I don't see amounts and types of inputs

I do, I use Bitcoin Knots.

n P2PKH, n P2PKH + 1 P2SH, n P2SH, n P2SH + 1 P2PKH, n P2SH + 1 bech32

Forgive my ignorance, but why? Can't there be other combinations like n bech32, n witness script hash, n bech32 + 1 witness script hash and similar combinations?

Btw so far my progress is this:

https://github.com/nopara73/Dumplings/blob/b8fbbad0c9174a1cab2539669dc72047d3104546/Dumplings/Scanning/Scanner.cs#L173-L246

FTR everything after https://github.com/nopara73/Dumplings/blob/master/Dumplings/Scanning/Scanner.cs#L185 is this idea of yours:

n P2PKH, n P2PKH + 1 P2SH, n P2SH, n P2SH + 1 P2PKH, n P2SH + 1 bech32

As you can see it's pretty complex and I don't feel confident about it and especially don't think it's future proof.
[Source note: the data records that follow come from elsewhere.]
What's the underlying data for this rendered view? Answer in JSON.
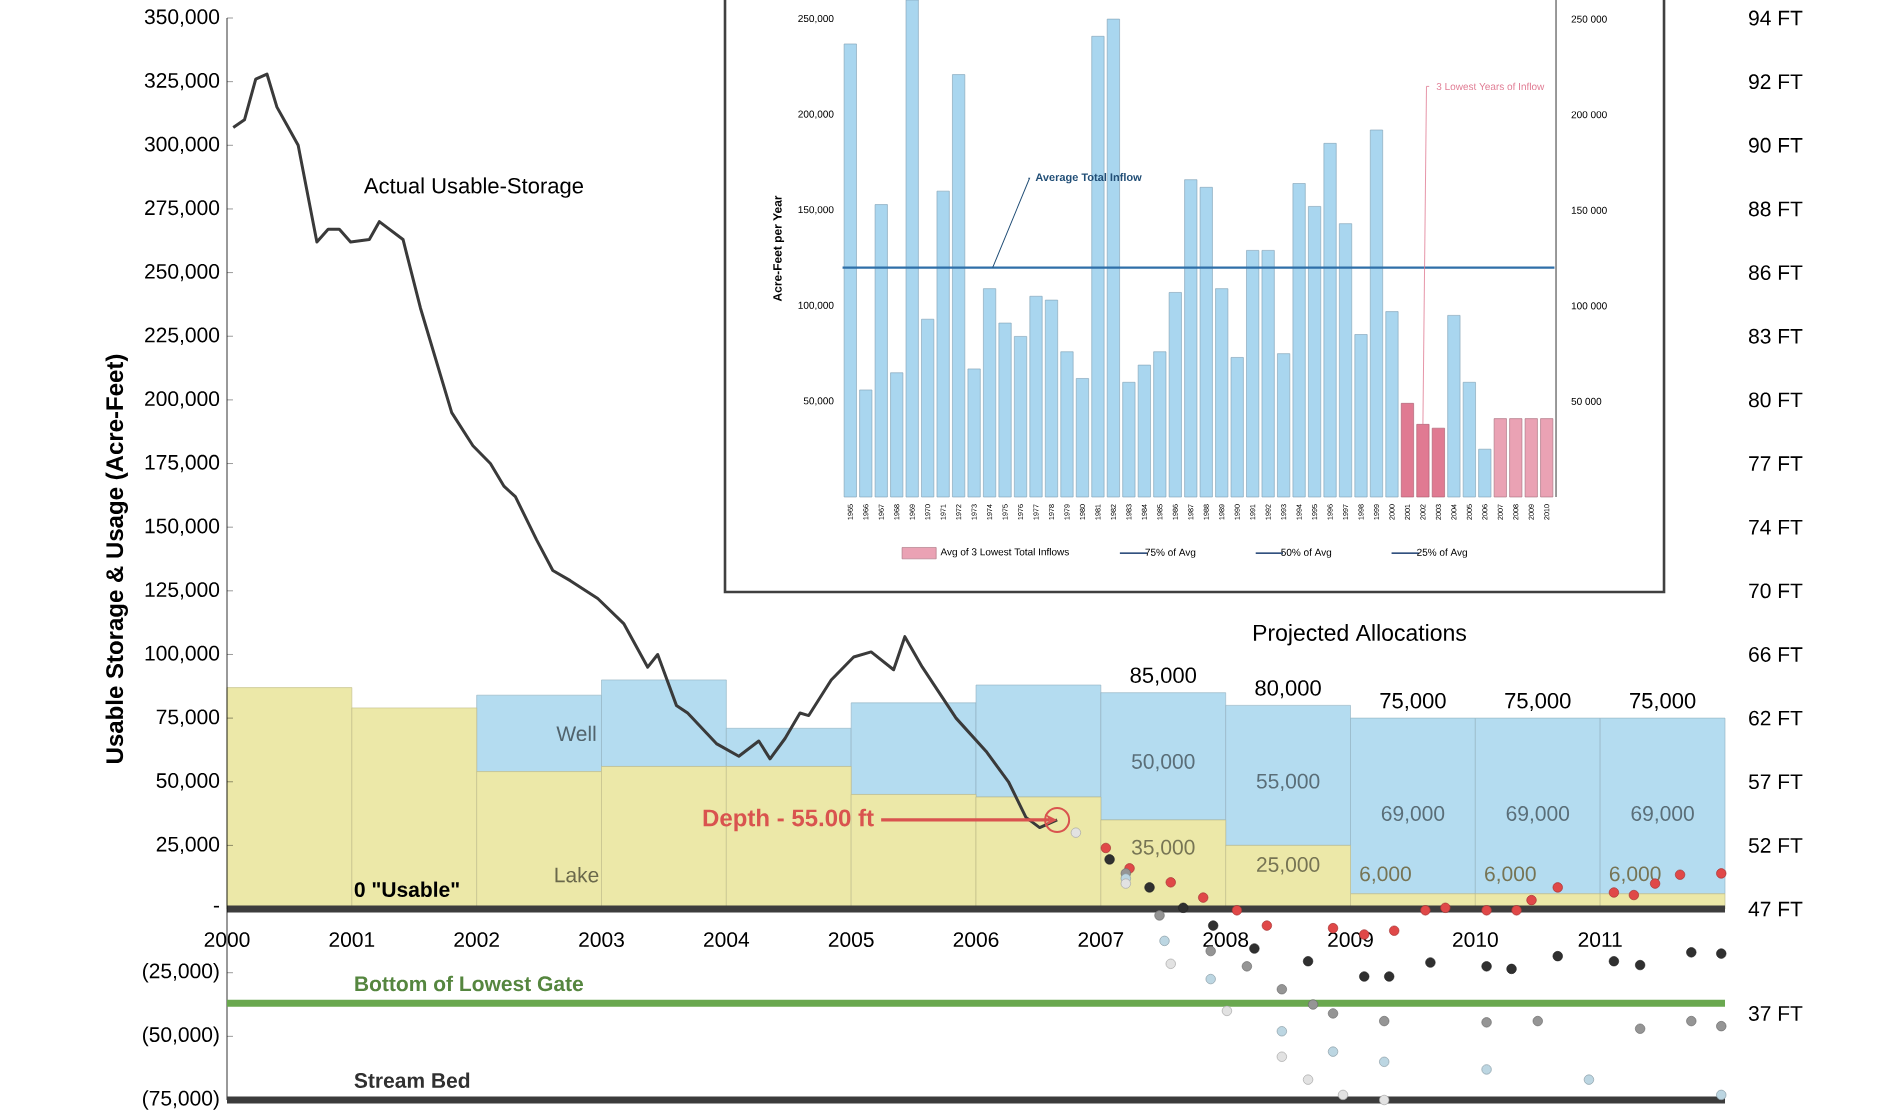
{
  "chart_data": [
    {
      "type": "line",
      "ylabel": "Usable Storage & Usage (Acre-Feet)",
      "stacked": true,
      "xlim": [
        2000,
        2012
      ],
      "xticks": [
        2000,
        2001,
        2002,
        2003,
        2004,
        2005,
        2006,
        2007,
        2008,
        2009,
        2010,
        2011
      ],
      "ylim": [
        -75000,
        350000
      ],
      "yticks": [
        {
          "value": 350000,
          "label": "350,000"
        },
        {
          "value": 325000,
          "label": "325,000"
        },
        {
          "value": 300000,
          "label": "300,000"
        },
        {
          "value": 275000,
          "label": "275,000"
        },
        {
          "value": 250000,
          "label": "250,000"
        },
        {
          "value": 225000,
          "label": "225,000"
        },
        {
          "value": 200000,
          "label": "200,000"
        },
        {
          "value": 175000,
          "label": "175,000"
        },
        {
          "value": 150000,
          "label": "150,000"
        },
        {
          "value": 125000,
          "label": "125,000"
        },
        {
          "value": 100000,
          "label": "100,000"
        },
        {
          "value": 75000,
          "label": "75,000"
        },
        {
          "value": 50000,
          "label": "50,000"
        },
        {
          "value": 25000,
          "label": "25,000"
        },
        {
          "value": 0,
          "label": "-"
        },
        {
          "value": -25000,
          "label": "(25,000)"
        },
        {
          "value": -50000,
          "label": "(50,000)"
        },
        {
          "value": -75000,
          "label": "(75,000)"
        }
      ],
      "series": [
        {
          "name": "Lake",
          "type": "bar",
          "color": "#ece8a8",
          "x": [
            2000.5,
            2001.5,
            2002.5,
            2003.5,
            2004.5,
            2005.5,
            2006.5,
            2007.5,
            2008.5,
            2009.5,
            2010.5,
            2011.5
          ],
          "values": [
            87000,
            79000,
            54000,
            56000,
            56000,
            45000,
            44000,
            35000,
            25000,
            6000,
            6000,
            6000
          ],
          "value_labels": [
            null,
            null,
            null,
            null,
            null,
            null,
            null,
            "35,000",
            "25,000",
            "6,000",
            "6,000",
            "6,000"
          ]
        },
        {
          "name": "Well",
          "type": "bar",
          "color": "#b4dcf0",
          "x": [
            2000.5,
            2001.5,
            2002.5,
            2003.5,
            2004.5,
            2005.5,
            2006.5,
            2007.5,
            2008.5,
            2009.5,
            2010.5,
            2011.5
          ],
          "values": [
            0,
            0,
            30000,
            34000,
            15000,
            36000,
            44000,
            50000,
            55000,
            69000,
            69000,
            69000
          ],
          "value_labels": [
            null,
            null,
            null,
            null,
            null,
            null,
            null,
            "50,000",
            "55,000",
            "69,000",
            "69,000",
            "69,000"
          ]
        },
        {
          "name": "Actual Usable-Storage",
          "type": "line",
          "color": "#3a3a3a",
          "x": [
            2000.05,
            2000.14,
            2000.23,
            2000.32,
            2000.4,
            2000.48,
            2000.57,
            2000.72,
            2000.81,
            2000.9,
            2000.99,
            2001.14,
            2001.22,
            2001.41,
            2001.55,
            2001.8,
            2001.97,
            2002.11,
            2002.22,
            2002.31,
            2002.48,
            2002.61,
            2002.75,
            2002.97,
            2003.18,
            2003.37,
            2003.45,
            2003.6,
            2003.69,
            2003.92,
            2004.1,
            2004.26,
            2004.35,
            2004.47,
            2004.59,
            2004.66,
            2004.84,
            2005.02,
            2005.16,
            2005.34,
            2005.43,
            2005.57,
            2005.84,
            2006.08,
            2006.26,
            2006.4,
            2006.51,
            2006.65
          ],
          "values": [
            307000,
            310000,
            326000,
            328000,
            315000,
            308000,
            300000,
            262000,
            267000,
            267000,
            262000,
            263000,
            270000,
            263000,
            236000,
            195000,
            182000,
            175000,
            166000,
            162000,
            145000,
            133000,
            129000,
            122000,
            112000,
            95000,
            100000,
            80000,
            77000,
            65000,
            60000,
            66000,
            59000,
            67000,
            77000,
            76000,
            90000,
            99000,
            101000,
            94000,
            107000,
            95000,
            75000,
            62000,
            50000,
            36000,
            32000,
            35000
          ]
        },
        {
          "type": "scatter",
          "marker": "circle",
          "color": "#e04848",
          "x": [
            2007.04,
            2007.23,
            2007.56,
            2007.82,
            2008.09,
            2008.33,
            2008.86,
            2009.11,
            2009.35,
            2009.6,
            2009.76,
            2010.09,
            2010.33,
            2010.45,
            2010.66,
            2011.11,
            2011.27,
            2011.44,
            2011.64,
            2011.97
          ],
          "values": [
            24000,
            16000,
            10500,
            4500,
            -500,
            -6500,
            -7500,
            -10000,
            -8500,
            -500,
            500,
            -500,
            -500,
            3500,
            8500,
            6500,
            5500,
            10000,
            13500,
            14000
          ]
        },
        {
          "type": "scatter",
          "marker": "circle",
          "color": "#303030",
          "x": [
            2007.07,
            2007.39,
            2007.66,
            2007.9,
            2008.23,
            2008.66,
            2009.11,
            2009.31,
            2009.64,
            2010.09,
            2010.29,
            2010.66,
            2011.11,
            2011.32,
            2011.73,
            2011.97
          ],
          "values": [
            19500,
            8500,
            500,
            -6500,
            -15500,
            -20500,
            -26500,
            -26500,
            -21000,
            -22500,
            -23500,
            -18500,
            -20500,
            -22000,
            -17000,
            -17500
          ]
        },
        {
          "type": "scatter",
          "marker": "circle",
          "color": "#959595",
          "x": [
            2007.2,
            2007.47,
            2007.88,
            2008.17,
            2008.45,
            2008.7,
            2008.86,
            2009.27,
            2010.09,
            2010.5,
            2011.32,
            2011.73,
            2011.97
          ],
          "values": [
            14000,
            -2500,
            -16500,
            -22500,
            -31500,
            -37500,
            -41000,
            -44000,
            -44500,
            -44000,
            -47000,
            -44000,
            -46000
          ]
        },
        {
          "type": "scatter",
          "marker": "circle",
          "color": "#bcd6e2",
          "x": [
            2007.2,
            2007.51,
            2007.88,
            2008.45,
            2008.86,
            2009.27,
            2010.09,
            2010.91,
            2011.97
          ],
          "values": [
            12000,
            -12500,
            -27500,
            -48000,
            -56000,
            -60000,
            -63000,
            -67000,
            -73000
          ]
        },
        {
          "type": "scatter",
          "marker": "circle",
          "color": "#e2e2e2",
          "x": [
            2006.8,
            2007.2,
            2007.56,
            2008.01,
            2008.45,
            2008.66,
            2008.94,
            2009.27
          ],
          "values": [
            30000,
            10000,
            -21500,
            -40000,
            -58000,
            -67000,
            -73000,
            -75000
          ]
        }
      ],
      "totals": [
        null,
        null,
        null,
        null,
        null,
        null,
        null,
        "85,000",
        "80,000",
        "75,000",
        "75,000",
        "75,000"
      ],
      "ref_lines": [
        {
          "axis": "y",
          "value": -37000,
          "label": "Bottom of Lowest Gate",
          "color": "#6aa84f"
        },
        {
          "axis": "y",
          "value": -75000,
          "label": "Stream Bed",
          "color": "#3c3c3c"
        }
      ],
      "annotations": [
        "Projected Allocations",
        {
          "text": "Depth - 55.00 ft",
          "x": 2006.65,
          "y": 35000
        },
        "94 FT",
        "92 FT",
        "90 FT",
        "88 FT",
        "86 FT",
        "83 FT",
        "80 FT",
        "77 FT",
        "74 FT",
        "70 FT",
        "66 FT",
        "62 FT",
        "57 FT",
        "52 FT",
        "47 FT",
        "37 FT",
        "0 \"Usable\""
      ]
    },
    {
      "type": "bar",
      "ylabel": "Acre-Feet per Year",
      "legend": "bottom",
      "categories": [
        "1965",
        "1966",
        "1967",
        "1968",
        "1969",
        "1970",
        "1971",
        "1972",
        "1973",
        "1974",
        "1975",
        "1976",
        "1977",
        "1978",
        "1979",
        "1980",
        "1981",
        "1982",
        "1983",
        "1984",
        "1985",
        "1986",
        "1987",
        "1988",
        "1989",
        "1990",
        "1991",
        "1992",
        "1993",
        "1994",
        "1995",
        "1996",
        "1997",
        "1998",
        "1999",
        "2000",
        "2001",
        "2002",
        "2003",
        "2004",
        "2005",
        "2006",
        "2007",
        "2008",
        "2009",
        "2010"
      ],
      "ylim": [
        0,
        260000
      ],
      "yticks": [
        {
          "value": 50000,
          "label": "50,000"
        },
        {
          "value": 100000,
          "label": "100,000"
        },
        {
          "value": 150000,
          "label": "150,000"
        },
        {
          "value": 200000,
          "label": "200,000"
        },
        {
          "value": 250000,
          "label": "250,000"
        }
      ],
      "y2lim": [
        0,
        260000
      ],
      "y2ticks": [
        {
          "value": 50000,
          "label": "50 000"
        },
        {
          "value": 100000,
          "label": "100 000"
        },
        {
          "value": 150000,
          "label": "150 000"
        },
        {
          "value": 200000,
          "label": "200 000"
        },
        {
          "value": 250000,
          "label": "250 000"
        }
      ],
      "series": [
        {
          "values": [
            237000,
            56000,
            153000,
            65000,
            260000,
            93000,
            160000,
            221000,
            67000,
            109000,
            91000,
            84000,
            105000,
            103000,
            76000,
            62000,
            241000,
            250000,
            60000,
            69000,
            76000,
            107000,
            166000,
            162000,
            109000,
            73000,
            129000,
            129000,
            75000,
            164000,
            152000,
            185000,
            143000,
            85000,
            192000,
            97000,
            49000,
            38000,
            36000,
            95000,
            60000,
            25000,
            null,
            null,
            null,
            null
          ],
          "colors": [
            "#a9d6ef",
            "#a9d6ef",
            "#a9d6ef",
            "#a9d6ef",
            "#a9d6ef",
            "#a9d6ef",
            "#a9d6ef",
            "#a9d6ef",
            "#a9d6ef",
            "#a9d6ef",
            "#a9d6ef",
            "#a9d6ef",
            "#a9d6ef",
            "#a9d6ef",
            "#a9d6ef",
            "#a9d6ef",
            "#a9d6ef",
            "#a9d6ef",
            "#a9d6ef",
            "#a9d6ef",
            "#a9d6ef",
            "#a9d6ef",
            "#a9d6ef",
            "#a9d6ef",
            "#a9d6ef",
            "#a9d6ef",
            "#a9d6ef",
            "#a9d6ef",
            "#a9d6ef",
            "#a9d6ef",
            "#a9d6ef",
            "#a9d6ef",
            "#a9d6ef",
            "#a9d6ef",
            "#a9d6ef",
            "#a9d6ef",
            "#e07a92",
            "#e07a92",
            "#e07a92",
            "#a9d6ef",
            "#a9d6ef",
            "#a9d6ef",
            "#eaa2b4",
            "#eaa2b4",
            "#eaa2b4",
            "#eaa2b4"
          ]
        },
        {
          "name": "Avg of 3 Lowest Total Inflows",
          "color": "#eaa2b4",
          "values": [
            null,
            null,
            null,
            null,
            null,
            null,
            null,
            null,
            null,
            null,
            null,
            null,
            null,
            null,
            null,
            null,
            null,
            null,
            null,
            null,
            null,
            null,
            null,
            null,
            null,
            null,
            null,
            null,
            null,
            null,
            null,
            null,
            null,
            null,
            null,
            null,
            null,
            null,
            null,
            null,
            null,
            null,
            41000,
            41000,
            41000,
            41000
          ]
        }
      ],
      "ref_lines": [
        {
          "axis": "y",
          "value": 120000,
          "label": "Average Total Inflow",
          "color": "#2f6fa8"
        }
      ],
      "annotations": [
        {
          "text": "3 Lowest Years of Inflow",
          "x": "2002",
          "y": 38000
        },
        "75% of Avg",
        "50% of Avg",
        "25% of Avg"
      ]
    }
  ]
}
Anyhow I'll review your code and incorporate things if there is anything that you didn't already wrote in your first comment.

I don't see amounts and types of inputs

I do, I use Bitcoin Knots.

Without -txindex?

Can't there be other combinations like n bech32, n witness script hash, n bech32 + 1 witness script hash and similar combinations?

Not currently for JM, as it does not support equal value output coinjoins from native segwit wallets. So bech32 can only be a destination address of a taker. This may and likely will change in future.

Anyhow I'll review your code and incorporate things if there is anything that you didn't already wrote in your first comment.

First comment was about JoinMarket, my script tries to catch all coinjoins, not only JM. It's not directly related to this issue. :)

Without -txindex?

I don't know if it's needed. It's getblock with verbosity 3.

Btw, I just found this thing: https://content.sciendo.com/view/journals/popets/2018/4/article-p179.xml

It describes an algo for identifying JM txs in the appendix. I hope I find something interesting.

Now I'm even doing subsetsum, but there are a bunch of txs those you cannot even tell with your own eyes if they're JM txs or not, like this: https://www.smartbit.com.au/tx/5282615a41ef480f87f04c2558c70f451b4675f75c482c45dc7efbc82d4a626b

(This obviously isn't as it happened in 2011.)

I'm afraid one would need to spend weeks to make sure to catch all the JM transactions (without monitoring the orderbook of course.)

A good way to detect JoinMarket coinjoins is to check that they are directly connected to other JoinMarket coinjoins. This is the method used in the 2016 paper "Join Me on a Market for Anonymity by Malte Möser and Rainer Böhme."

This works because you'll only very very rarely see a JoinMarket coinjoin on its own not connected to any other coinjoin. The software creates coinjoins sequentially, and makers are generally incentivized to keep their bots running and repeatedly take part in many coinjoins.